If you’re less than familiar with “The Jungle Book,” it’s about Mowgli, a young man cub (aka boy) rescued by Bagheera, raised by wolves, and stalked out of his home by the threatening Shere Khan (Idris Elba), a tiger with a chip on his shoulder about men. Mowgli has to leave the pack, and as he sets off on his own, he befriends the affable bear Baloo (Bill Murray) and tangles with King Louie the Orangutan (Christopher Walken). Adapted by Justin Marks, it’s a story about relying on oneself and others, and learning to stand up to, rather than run away from, your fears.
The themes and story beats hew close to “The Jungle Book” that we expect, but it’s fascinating how the technological advancements and creature design, so startlingly real, change the story.
The draw here is the incredible visual design, though Favreau has amassed a stellar cast of voice actors to play these beloved characters. Scarlett Johansson has a memorable few minutes on screen as the seductive python Kaa. Murray seems born to be Baloo and even sings “The Bare Necessities,” while Walken’s take on King Louie and his number, “I Wanna Be Like You,” are unexpectedly great. Louie is designed as a great hulking beast, making him that much more of a power and a threat, crumbling the entire monkey temple with his heft.
Sethi is a perfect Mowgli and gives a remarkable performance against the CGI animals. He’s the only human actor on screen, the animals and landscapes created by the animation teams behind the visuals in “Avatar” and “Gravity.” But Sethi makes it feel real — real running across gnarled roots, up and down trees and cliffs, into muddy ravines. He also makes the relationships real, with tenderly felt connections between Mowgli and Bagheera and Baloo, as well as his wolf mother, Raksha (Lupita Nyong’o).
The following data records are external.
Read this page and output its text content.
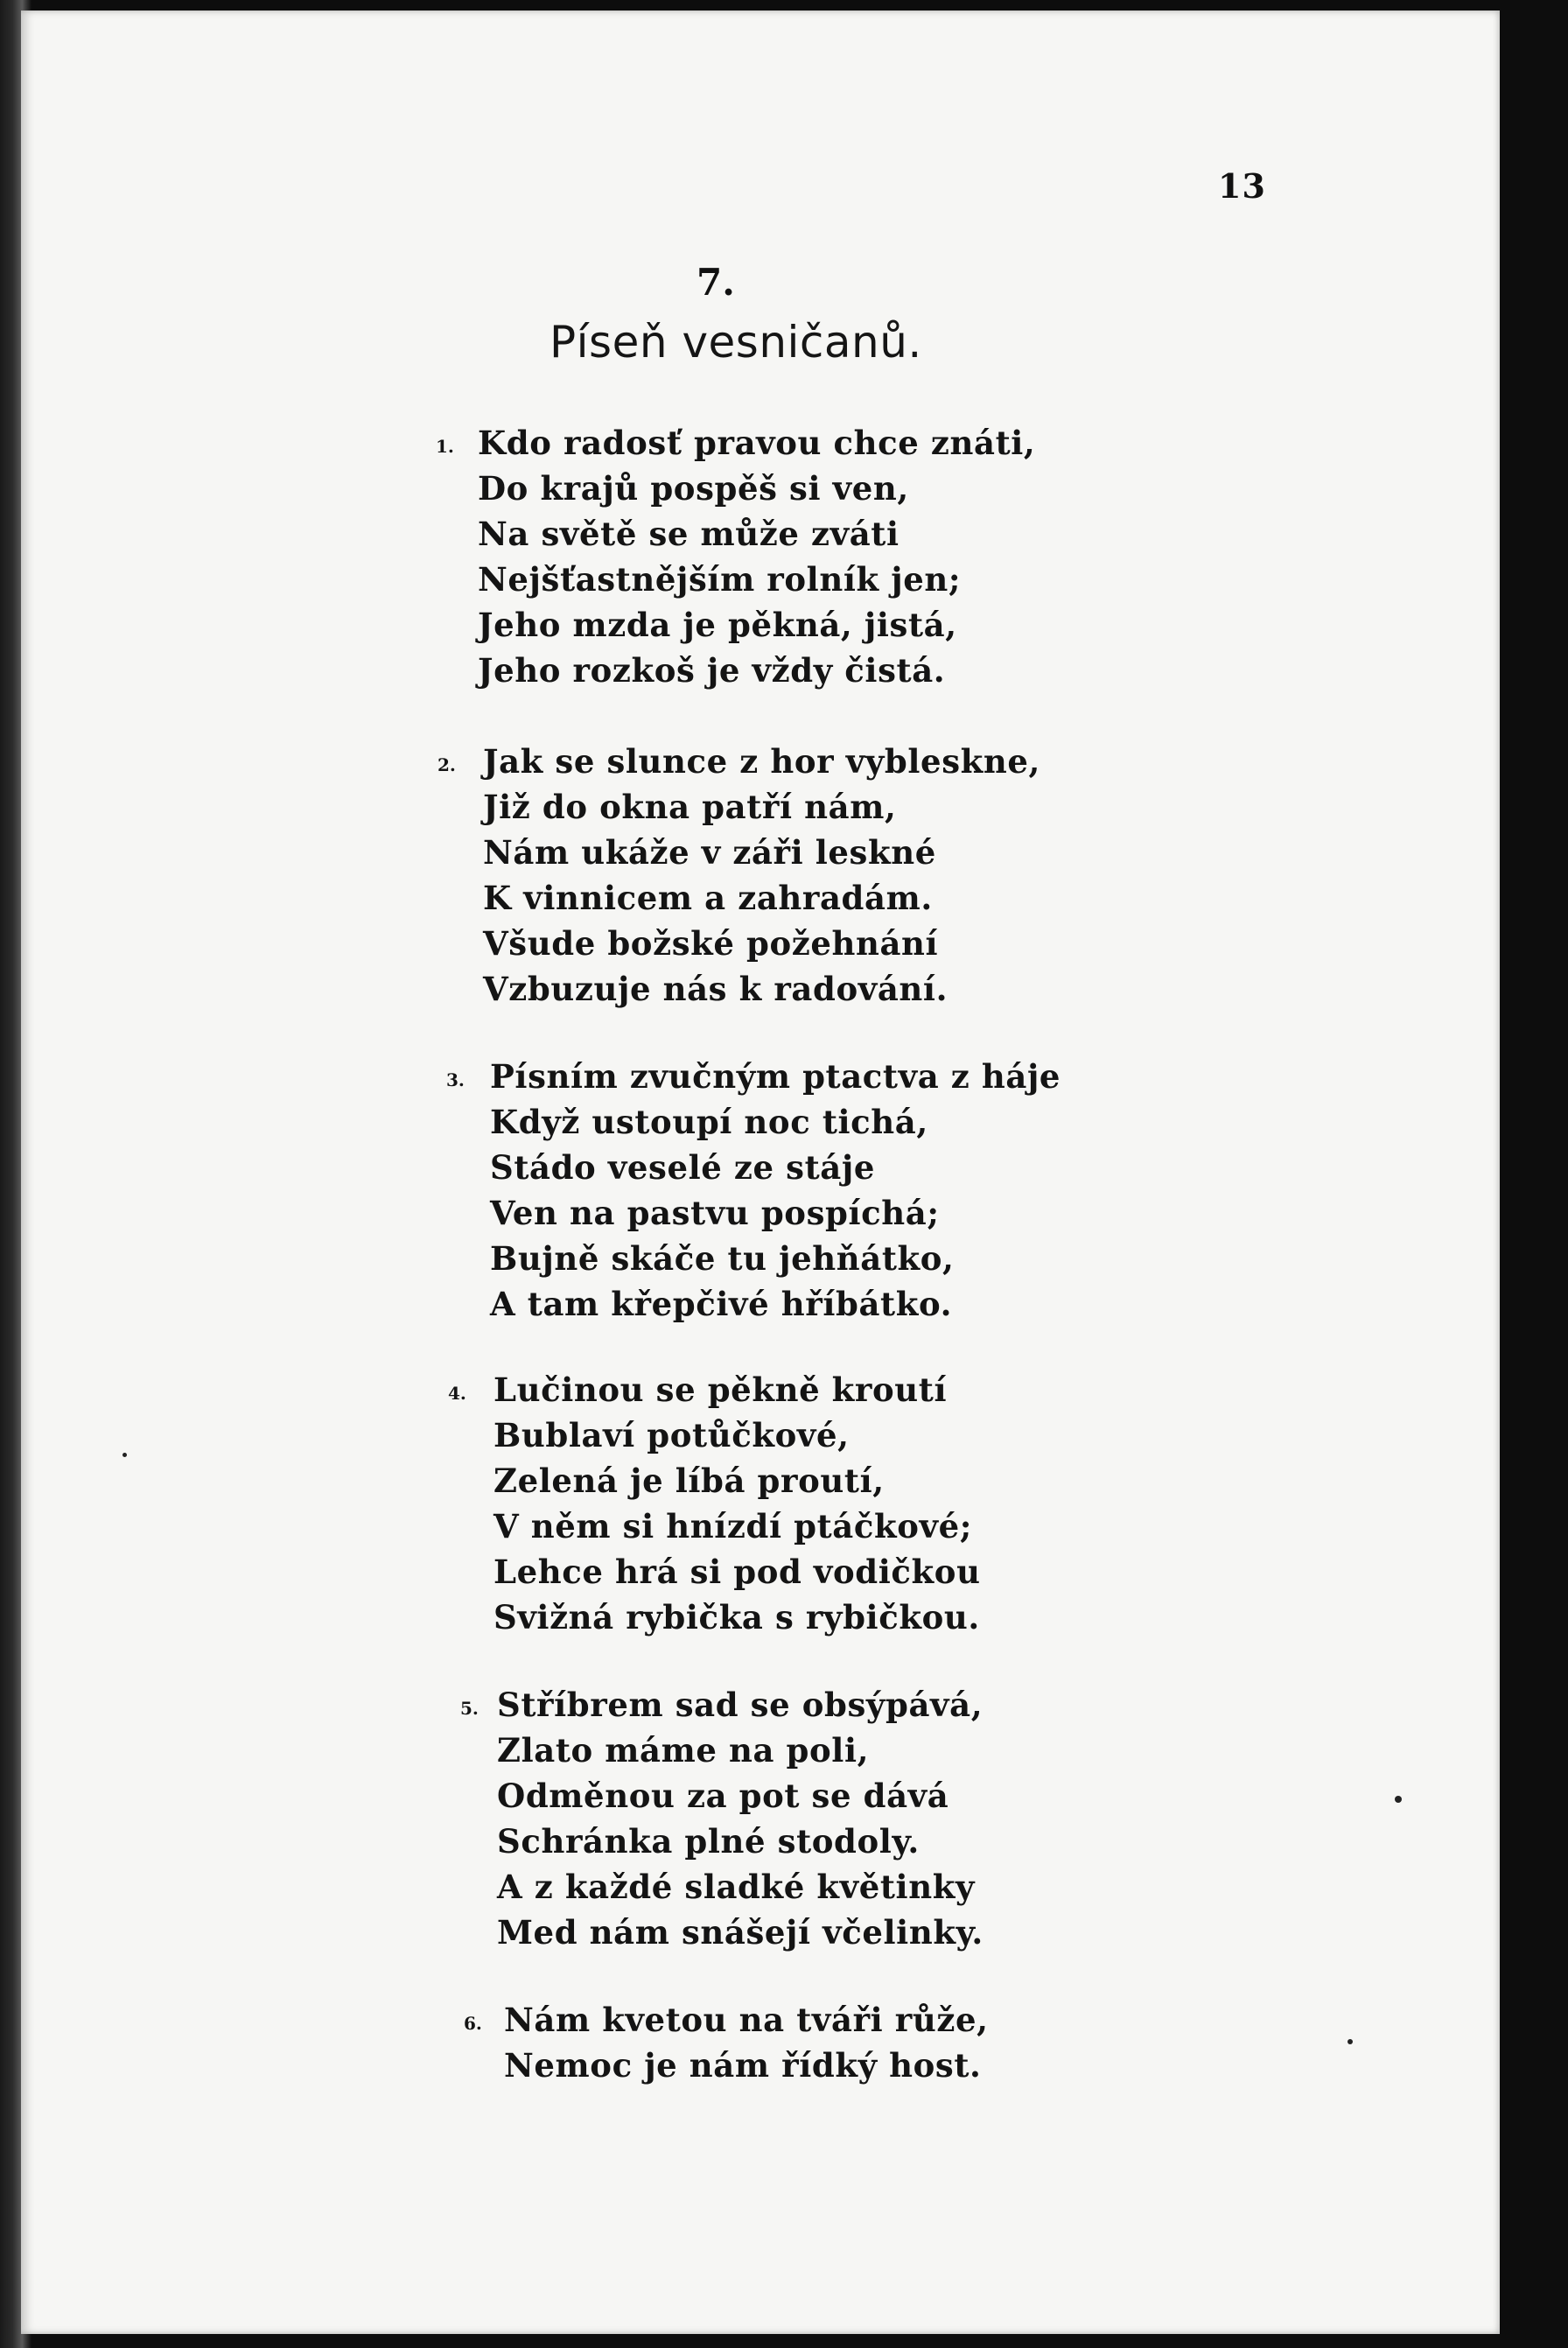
13
7.
Píseň vesničanů.
1. Kdo radosť pravou chce znáti,
Do krajů pospěš si ven,
Na světě se může zváti
Nejšťastnějším rolník jen;
Jeho mzda je pěkná, jistá,
Jeho rozkoš je vždy čistá.
2. Jak se slunce z hor vybleskne,
Již do okna patří nám,
Nám ukáže v záři leskné
K vinnicem a zahradám.
Všude božské požehnání
Vzbuzuje nás k radování.
3. Písním zvučným ptactva z háje
Když ustoupí noc tichá,
Stádo veselé ze stáje
Ven na pastvu pospíchá;
Bujně skáče tu jehňátko,
A tam křepčivé hříbátko.
4. Lučinou se pěkně kroutí
Bublaví potůčkové,
Zelená je líbá proutí,
V něm si hnízdí ptáčkové;
Lehce hrá si pod vodičkou
Svižná rybička s rybičkou.
5. Stříbrem sad se obsýpává,
Zlato máme na poli,
Odměnou za pot se dává
Schránka plné stodoly.
A z každé sladké květinky
Med nám snášejí včelinky.
6. Nám kvetou na tváři růže,
Nemoc je nám řídký host.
The themes and story beats hew close to “The Jungle Book” that we expect, but it’s fascinating how the technological advancements and creature design, so startlingly real, change the story. It underlines just how different Mowgli is from his pack with his “tricks” — vines as ropes and pulley systems and buckets — that come naturally to him as a resourceful, problem-solving human. It doesn’t quite seem like he totally belongs, despite the obvious affection and respect for animals. Regardless, there are important life lessons in the jungle that anyone can take away, especially the idea that “the strength of the wolf is the pack, and the strength of the pack is the wolf.”
The Jungle Book
☆☆☆☆ out of 5
Cast: Neel Sethi, Ben Kingsley, Bill Murray, Christopher Walken, Lupita Nyong’o, Scarlett Johansson.
Director: Jon Favreau.
Running time: 1:45.
Rated: PG, for some sequences of scary action and peril.